How often: Hold 45 seconds, 3 times. Do this 2-3 times a day.
2. Seated sciatic stretch: To begin, sit at the edge of your chair and extend the involved leg
out in front of you. Sit tall so that you maintain a long spine, as if you want to reach up for something with the crown of your head. Bring the ankle and toes up toward the ceiling. Once you are in this position of sitting tall and toes up, maintain that flat-backed position and lean forward slowly, hinging at the hips. Stop leaning forward and hold the position once you reach the point of a stretch you can maintain. (Some people feel a stretch in the starting position without leaning forward. If that describes you, no problem! That is the position for your stretch. No need to lean forward in that case.)
Gently look down like you are nodding “yes” and you should notice this increases your stretch each time you look down. [Note: Do not round your back! Most people want to bend over and try to touch their toes with this stretch. Toe-touching is NOT the goal, and people are often surprised as how much of a stretch they feel in the back of the legs once they do this the correct way.] Perform 5 nods, then release the stretch. Begin again, performing 3 times total. Do this stretch 3 times daily.
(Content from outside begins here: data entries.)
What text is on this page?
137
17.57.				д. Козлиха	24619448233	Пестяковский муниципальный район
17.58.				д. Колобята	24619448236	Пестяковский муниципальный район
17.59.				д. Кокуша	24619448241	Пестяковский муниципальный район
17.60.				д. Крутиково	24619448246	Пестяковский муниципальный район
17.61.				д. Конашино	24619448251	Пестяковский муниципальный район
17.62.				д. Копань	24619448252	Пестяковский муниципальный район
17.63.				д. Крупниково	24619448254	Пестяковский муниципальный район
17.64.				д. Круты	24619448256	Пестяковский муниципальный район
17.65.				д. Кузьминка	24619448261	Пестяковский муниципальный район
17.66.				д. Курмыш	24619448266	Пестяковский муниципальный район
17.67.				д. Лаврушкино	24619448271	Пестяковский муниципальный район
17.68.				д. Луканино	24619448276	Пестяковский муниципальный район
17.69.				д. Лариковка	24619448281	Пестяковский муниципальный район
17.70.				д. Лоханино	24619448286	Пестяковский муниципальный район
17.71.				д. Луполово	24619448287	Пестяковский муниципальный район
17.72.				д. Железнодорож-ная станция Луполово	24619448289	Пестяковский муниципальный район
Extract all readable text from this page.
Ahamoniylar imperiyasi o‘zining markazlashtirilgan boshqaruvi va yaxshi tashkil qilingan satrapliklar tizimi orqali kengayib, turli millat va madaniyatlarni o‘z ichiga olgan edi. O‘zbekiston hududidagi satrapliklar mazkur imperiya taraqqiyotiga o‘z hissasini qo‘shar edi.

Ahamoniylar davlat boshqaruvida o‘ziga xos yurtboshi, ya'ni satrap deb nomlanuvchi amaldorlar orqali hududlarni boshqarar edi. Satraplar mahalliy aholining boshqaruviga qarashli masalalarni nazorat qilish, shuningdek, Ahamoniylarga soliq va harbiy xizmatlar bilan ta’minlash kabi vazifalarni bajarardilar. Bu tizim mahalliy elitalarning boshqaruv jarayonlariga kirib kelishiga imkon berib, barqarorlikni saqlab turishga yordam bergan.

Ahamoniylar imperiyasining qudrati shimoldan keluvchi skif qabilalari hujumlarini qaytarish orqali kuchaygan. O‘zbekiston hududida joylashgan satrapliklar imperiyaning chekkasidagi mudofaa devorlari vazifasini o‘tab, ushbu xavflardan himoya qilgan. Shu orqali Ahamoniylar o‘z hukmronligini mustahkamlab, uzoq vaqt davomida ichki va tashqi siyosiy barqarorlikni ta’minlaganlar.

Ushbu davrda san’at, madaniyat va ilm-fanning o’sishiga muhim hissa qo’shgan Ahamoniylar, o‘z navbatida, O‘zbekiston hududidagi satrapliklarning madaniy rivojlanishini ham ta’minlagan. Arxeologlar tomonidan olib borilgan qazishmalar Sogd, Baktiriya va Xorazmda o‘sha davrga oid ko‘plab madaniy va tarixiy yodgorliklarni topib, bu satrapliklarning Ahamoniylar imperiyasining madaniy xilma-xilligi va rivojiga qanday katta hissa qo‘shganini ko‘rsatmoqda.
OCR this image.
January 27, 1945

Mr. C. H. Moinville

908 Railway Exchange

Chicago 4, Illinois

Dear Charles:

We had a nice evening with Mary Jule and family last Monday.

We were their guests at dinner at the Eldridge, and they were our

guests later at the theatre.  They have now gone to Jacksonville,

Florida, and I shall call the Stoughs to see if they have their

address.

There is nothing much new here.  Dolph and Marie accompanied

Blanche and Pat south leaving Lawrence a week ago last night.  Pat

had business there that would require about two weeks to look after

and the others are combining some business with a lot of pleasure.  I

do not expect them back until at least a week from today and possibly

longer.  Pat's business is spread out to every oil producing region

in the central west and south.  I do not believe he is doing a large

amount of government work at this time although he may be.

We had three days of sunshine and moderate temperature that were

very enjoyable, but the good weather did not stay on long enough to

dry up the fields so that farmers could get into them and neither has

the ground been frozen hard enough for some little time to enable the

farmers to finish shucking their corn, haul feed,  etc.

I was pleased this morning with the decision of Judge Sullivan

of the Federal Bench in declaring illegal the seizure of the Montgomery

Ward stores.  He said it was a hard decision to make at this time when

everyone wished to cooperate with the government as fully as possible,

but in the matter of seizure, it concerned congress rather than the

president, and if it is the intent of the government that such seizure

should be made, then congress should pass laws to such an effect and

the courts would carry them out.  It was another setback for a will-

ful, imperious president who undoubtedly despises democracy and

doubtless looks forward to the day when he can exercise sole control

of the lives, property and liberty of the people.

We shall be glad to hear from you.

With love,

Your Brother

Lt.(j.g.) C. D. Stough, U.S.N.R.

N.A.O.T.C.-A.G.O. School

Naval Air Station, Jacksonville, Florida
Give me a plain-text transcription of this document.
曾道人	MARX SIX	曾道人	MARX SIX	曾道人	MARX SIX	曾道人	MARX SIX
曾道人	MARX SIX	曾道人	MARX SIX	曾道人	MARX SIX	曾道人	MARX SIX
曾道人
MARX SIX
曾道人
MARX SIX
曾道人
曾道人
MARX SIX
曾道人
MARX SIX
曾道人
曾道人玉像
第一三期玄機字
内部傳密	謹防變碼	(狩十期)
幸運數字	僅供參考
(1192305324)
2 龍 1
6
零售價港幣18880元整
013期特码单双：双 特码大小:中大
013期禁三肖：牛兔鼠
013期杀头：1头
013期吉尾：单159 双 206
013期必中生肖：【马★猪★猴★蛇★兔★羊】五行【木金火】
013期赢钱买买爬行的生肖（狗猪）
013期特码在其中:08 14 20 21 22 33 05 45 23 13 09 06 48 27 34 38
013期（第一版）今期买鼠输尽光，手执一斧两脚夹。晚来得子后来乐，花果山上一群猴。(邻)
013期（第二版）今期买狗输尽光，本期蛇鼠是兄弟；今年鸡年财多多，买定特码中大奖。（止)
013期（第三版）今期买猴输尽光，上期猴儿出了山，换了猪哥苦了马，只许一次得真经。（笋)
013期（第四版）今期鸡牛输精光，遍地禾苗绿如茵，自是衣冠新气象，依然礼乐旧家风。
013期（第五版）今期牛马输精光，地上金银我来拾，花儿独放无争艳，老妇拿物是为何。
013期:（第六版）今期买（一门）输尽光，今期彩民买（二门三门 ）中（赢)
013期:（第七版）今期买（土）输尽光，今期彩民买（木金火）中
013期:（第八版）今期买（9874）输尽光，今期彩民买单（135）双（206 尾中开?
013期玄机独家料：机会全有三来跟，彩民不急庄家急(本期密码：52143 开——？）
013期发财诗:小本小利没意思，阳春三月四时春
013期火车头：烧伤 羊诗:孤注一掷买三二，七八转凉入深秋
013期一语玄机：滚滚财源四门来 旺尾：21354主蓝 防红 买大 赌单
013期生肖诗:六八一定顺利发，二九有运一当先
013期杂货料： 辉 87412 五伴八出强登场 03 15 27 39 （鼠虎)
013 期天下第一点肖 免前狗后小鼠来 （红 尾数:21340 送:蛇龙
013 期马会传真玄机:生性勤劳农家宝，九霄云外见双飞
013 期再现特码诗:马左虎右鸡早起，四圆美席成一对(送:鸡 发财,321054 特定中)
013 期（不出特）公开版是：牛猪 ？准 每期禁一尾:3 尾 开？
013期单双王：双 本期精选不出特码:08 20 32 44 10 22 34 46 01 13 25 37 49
How often: Perform 5 nods "yes" once in your stretch position, then release. Do this 3 times. Perform that routine 3 times a day.
Know that utilizing these stretches assumes that your muscles are tight and/or the nerve is being compressed in the pelvis or buttock. If that IS the case, these stretches should help. If you try these consistently for a handful of days and your symptoms are unchanging or worsen, be sure to get in touch with your physical therapist so that you get a full, personalized evaluation of what is causing your symptoms.
So just like I tell my patients, try these for a few days and then let me know how they work for you. Best of luck, and happy stretching!